Quotes are read from quotes.txt by default. The file is plain text with one quote per line.

Using Docker

Warning! Although the chatbot itself is less than 11KB, the chatbot Docker image is 175MB: the :slim Python 3 image is about 140MB, gRPC adds another ~30MB.

  1. Follow instructions to build and run dockerized Tinode chat server up to and including step 3.

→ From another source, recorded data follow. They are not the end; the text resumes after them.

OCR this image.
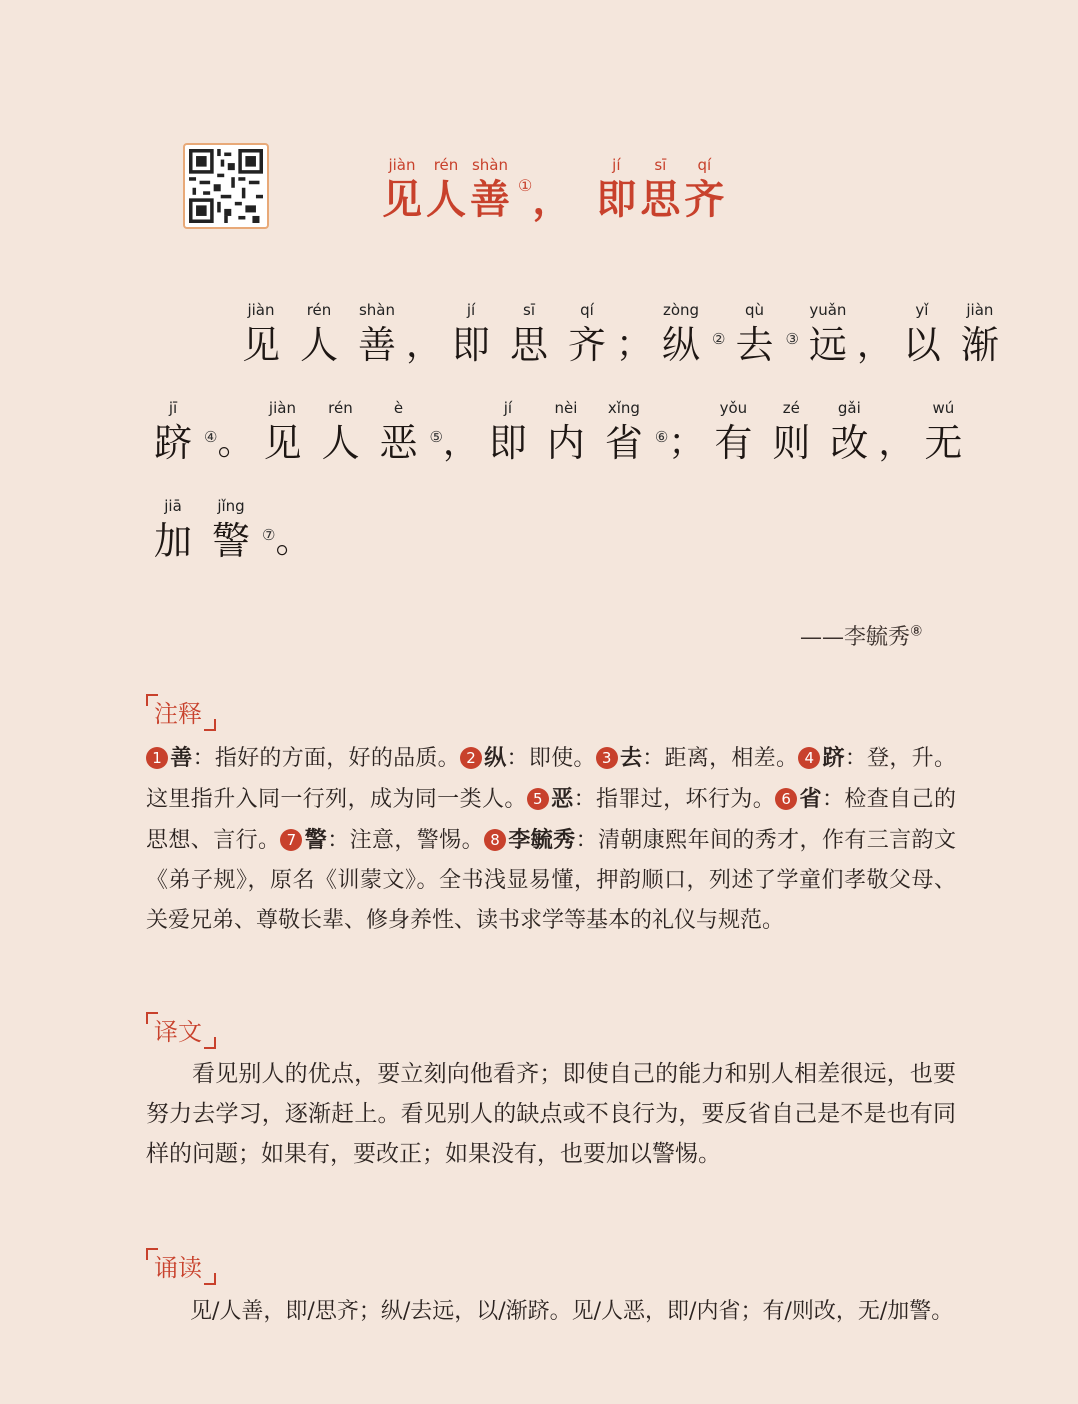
jiàn
见
rén
人
shàn
善 ① ，
jí
即
sī
思
qí
齐
jiàn
见
rén
人
shàn
善 ，
jí
即
sī
思
qí
齐 ；
zòng
纵 ②
qù
去 ③
yuǎn
远 ，
yǐ
以
jiàn
渐
jī
跻 ④ 。
jiàn
见
rén
人
è
恶 ⑤ ，
jí
即
nèi
内
xǐng
省 ⑥ ；
yǒu
有
zé
则
gǎi
改 ，
wú
无
jiā
加
jǐng
警 ⑦ 。
——李毓秀⑧
注释
1 善：指好的方面，好的品质。 2 纵：即使。 3 去：距离，相差。 4 跻：登，升。这里指升入同一行列，成为同一类人。 5 恶：指罪过，坏行为。 6 省：检查自己的思想、言行。 7 警：注意，警惕。 8 李毓秀：清朝康熙年间的秀才，作有三言韵文《弟子规》，原名《训蒙文》。全书浅显易懂，押韵顺口，列述了学童们孝敬父母、关爱兄弟、尊敬长辈、修身养性、读书求学等基本的礼仪与规范。
译文
看见别人的优点，要立刻向他看齐；即使自己的能力和别人相差很远，也要努力去学习，逐渐赶上。看见别人的缺点或不良行为，要反省自己是不是也有同样的问题；如果有，要改正；如果没有，也要加以警惕。
诵读
见/人善，即/思齐；纵/去远，以/渐跻。见/人恶，即/内省；有/则改，无/加警。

  2. In step 4 run the server adding --env PLUGIN_PYTHON_CHAT_BOT_ENABLED=true and --volume botdata:/botdata to the command line:

    1. RethinkDB:
    $ docker run -p 6060:18080 -d --name tinode-srv --env PLUGIN_PYTHON_CHAT_BOT_ENABLED=true --volume botdata:/botdata --network tinode-net tinode/tinode-rethink:latest
    
    1. MySQL:
    $ docker run -p 6060:18080 -d --name tinode-srv --env PLUGIN_PYTHON_CHAT_BOT_ENABLED=true --volume botdata:/botdata --network tinode-net tinode/tinode-mysql:latest
    
    1. MongoDB:
    $ docker run -p 6060:18080 -d --name tinode-srv --env PLUGIN_PYTHON_CHAT_BOT_ENABLED=true --volume botdata:/botdata --network tinode-net tinode/tinode-mongodb:latest
    
  3. Run the chatbot

    $ docker run -d --name tino-chatbot --network tinode-net --volume botdata:/botdata tinode/chatbot:latest
    
  4. Test that the bot is functional by pointing your browser to http://localhost:6060/, login and talk to user Tino. The user should respond to every message with a random quote.

You may replace the :latest with a different tag. See all available tags here:

In general try to use docker images all with the same tag.